58. O livre arbítrio em um mundo sem liberdade é como um peixe em um mundo sem água. Não pode existir porque não encontra uso para si mesmo. A tirania política cai eternamente na ilusão de que o tirano é livre, enquanto seus súditos estão na escravidão; mas ele mesmo é vítima de sua própria tirania. Ele não é livre para fazer o que quer, porque o que ele quer é predeterminado e, como regra, dentro de limites muito estreitos, pela necessidade de manter a tirania. E essa verdade política também é verdadeira em um nível pessoal. Se a intenção de fazer uma boa ação não leva a estabelecer mais liberdade (e, portanto, mais justiça e igualdade) para todos, será em parte prejudicial não só para o objeto da ação, mas também para aquele que a executa, já que os componentes do mal, ocultos na intenção, conduzem inevitavelmente à restrição de sua própria liberdade.
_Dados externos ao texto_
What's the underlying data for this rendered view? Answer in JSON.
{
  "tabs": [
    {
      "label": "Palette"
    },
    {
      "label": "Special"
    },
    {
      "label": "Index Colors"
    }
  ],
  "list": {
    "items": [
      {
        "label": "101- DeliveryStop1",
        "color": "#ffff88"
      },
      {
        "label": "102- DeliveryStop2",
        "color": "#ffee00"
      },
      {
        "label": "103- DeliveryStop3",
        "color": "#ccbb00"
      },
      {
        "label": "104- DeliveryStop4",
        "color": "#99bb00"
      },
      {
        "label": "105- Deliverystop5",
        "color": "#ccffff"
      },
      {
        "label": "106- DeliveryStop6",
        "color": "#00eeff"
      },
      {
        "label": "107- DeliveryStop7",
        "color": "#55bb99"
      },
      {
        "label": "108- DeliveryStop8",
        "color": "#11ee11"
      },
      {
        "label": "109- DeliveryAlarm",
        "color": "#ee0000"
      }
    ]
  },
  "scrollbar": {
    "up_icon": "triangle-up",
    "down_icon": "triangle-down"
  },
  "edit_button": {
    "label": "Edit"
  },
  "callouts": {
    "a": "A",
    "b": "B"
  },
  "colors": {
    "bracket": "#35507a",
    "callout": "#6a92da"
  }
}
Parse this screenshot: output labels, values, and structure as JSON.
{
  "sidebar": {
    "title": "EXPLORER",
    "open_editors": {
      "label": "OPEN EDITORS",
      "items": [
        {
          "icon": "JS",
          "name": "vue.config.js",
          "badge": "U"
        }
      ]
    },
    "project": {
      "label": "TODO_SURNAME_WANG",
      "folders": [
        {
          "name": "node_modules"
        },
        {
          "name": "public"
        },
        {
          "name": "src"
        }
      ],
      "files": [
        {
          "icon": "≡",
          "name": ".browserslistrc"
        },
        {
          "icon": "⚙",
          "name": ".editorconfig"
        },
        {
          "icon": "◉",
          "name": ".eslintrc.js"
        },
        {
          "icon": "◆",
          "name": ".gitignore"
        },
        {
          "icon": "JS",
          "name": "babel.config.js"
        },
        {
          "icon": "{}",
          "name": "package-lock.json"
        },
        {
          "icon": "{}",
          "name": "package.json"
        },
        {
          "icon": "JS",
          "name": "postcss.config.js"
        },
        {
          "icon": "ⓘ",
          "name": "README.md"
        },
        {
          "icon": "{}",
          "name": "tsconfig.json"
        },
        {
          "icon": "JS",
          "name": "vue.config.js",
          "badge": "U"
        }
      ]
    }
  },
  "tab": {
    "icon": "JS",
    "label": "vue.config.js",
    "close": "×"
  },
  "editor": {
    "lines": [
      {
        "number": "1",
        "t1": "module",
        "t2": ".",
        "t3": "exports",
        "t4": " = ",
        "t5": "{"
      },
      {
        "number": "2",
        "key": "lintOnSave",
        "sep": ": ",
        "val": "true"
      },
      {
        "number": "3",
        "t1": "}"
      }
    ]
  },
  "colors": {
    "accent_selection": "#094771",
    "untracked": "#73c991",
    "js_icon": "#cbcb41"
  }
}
Se traduzirmos isso para a linguagem do prazer funcional, então o mais próximo será uma comparação com o alimento que não é retirado do corpo humano em tempo hábil: seu valor nutricional sob a influência dos elementos nocivos formados é reduzido a zero.

59. A higiene pessoal e pública e a limpeza aumentaram para um nível mais alto nos últimos dois séculos; Isso acontecia principalmente porque as pessoas eram ensinadas com persistência: se a doença as acomete, quando estão sujas e apáticas, não é porque Deus ordenou isso, mas porque a natureza dispõe disso, e isso pode ser completamente evitado; não porque é assim que nosso mundo infeliz funciona, mas porque os mecanismos da vida que podem ser controlados operam dessa maneira.

60. Passamos a primeira fase, física ou corporal, da revolução da higiene; é hora de ir para as barricadas e lutar pela próxima fase psíquica. Não fazer o bem quando você poderia fazê-lo para o benefício óbvio de todos não significa agir como imoral: significa simplesmente andar como se nada tivesse acontecido quando suas mãos estão manchadas de excremento até os cotovelos.